Women in Arizona contemplating divorce might need to brace themselves for unexpected financial issues. A survey of 1,785 women found that 46 percent of them had experienced financial surprises when ending their marriages. Part of the problem arose from the high number of women who had not taken part in the management of marital finances.
According to the survey, 18 percent of women in the 55+ group had let their husbands handle money responsibilities, which included activities like working, paying the bills and making investments. In the group aged 54 and under, even more women, at 23 percent, reported leaving financial affairs in their husbands' hands.

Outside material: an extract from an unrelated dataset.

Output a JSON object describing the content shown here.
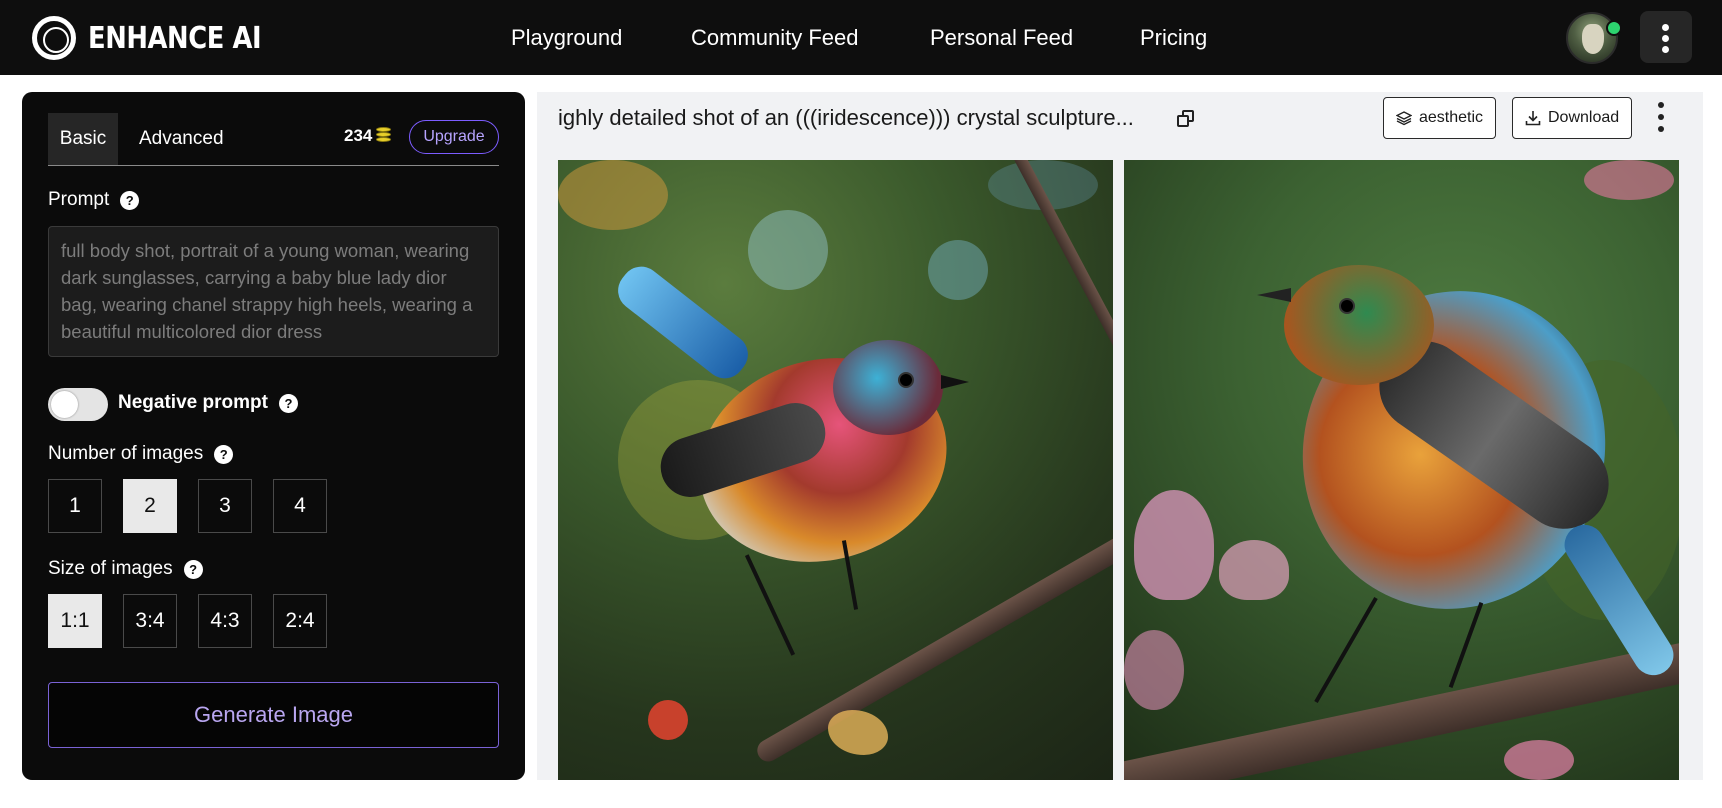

A Certified Divorce Financial Analyst saw familiar issues in the survey. She said that wives were too often uninformed about marital debts. They did not realize how much the mortgage, car loans, credit cards and other loans added up to. Some had expected child support or spousal support to last longer, and they had not planned on entering the workforce to support themselves. The high cost of health insurance shocked some people as well.
Any person about to get a divorce needs to have a clear understanding of marital assets and debts. This information could help a person make effective decisions when negotiating a divorce settlement and transitioning to a single income. Someone who owns real estate, has an inheritance and or has investments might want the advice of an attorney familiar with high-asset divorce. An attorney may aid in the investigation of marital finances by requesting financial disclosures from the other party. This effort might reveal unknown assets or debts. Legal advice may also help a person understand rights to certain portions of marital property and the tax consequences of distributions that result from splitting retirement accounts or selling property.